= Howard Elton Lacey =

American mathematician (1937–2013)

Howard Elton Lacey (February 9, 1937 in Leakey, Texas – June 21, 2013) was an American mathematician who studied analysis.

After beginning his undergraduate studies at Texas A&M University, Lacey graduated from Abilene Christian University with a bachelor's degree in mathematics in 1959 and a master's degree in 1960. He completed his Ph.D. in 1963 New Mexico State University; his dissertation, Generalized Compact Operators in Locally Convex Spaces, was supervised by Edward Thorp. He returned to Abilene Christian University as an assistant professor, then in 1964 moved to the University of Texas at Austin. In 1980 he returned to Texas A&M University as a professor and chair of the mathematics department, a position he held for eleven years. He was Associate Dean of Science for one year and retired in 2002.

His specialty was Banach spaces.
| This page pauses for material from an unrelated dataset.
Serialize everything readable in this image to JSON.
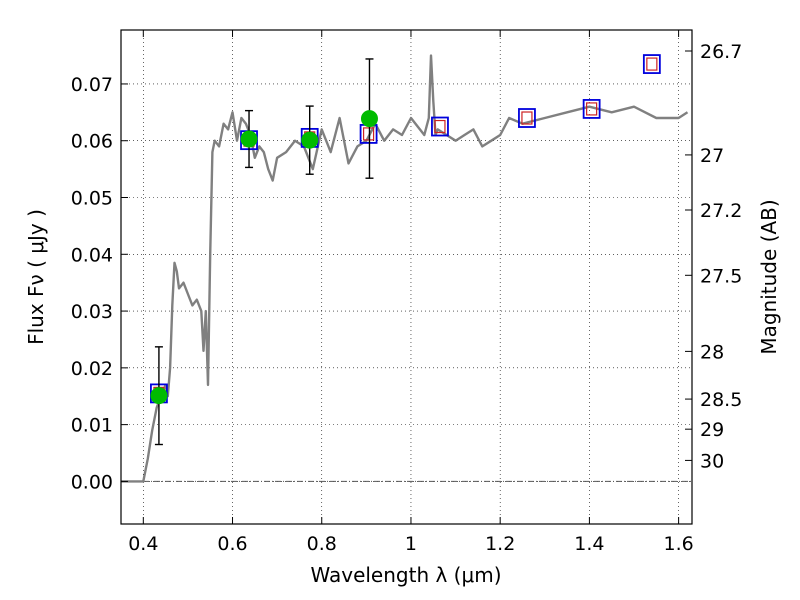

He also worked a lot with Polish scientists, including 1972/73 as a Fulbright Fellow at the Polish Academy of Sciences in Warsaw. He also worked in applied research at the White Sands Missile Range and at the Man Space Craft Center in Houston.

He had been married to Bonnie Brown since 1958, whom he met while he was on a summer job with the Army Corps of Engineers in Mississippi in 1957.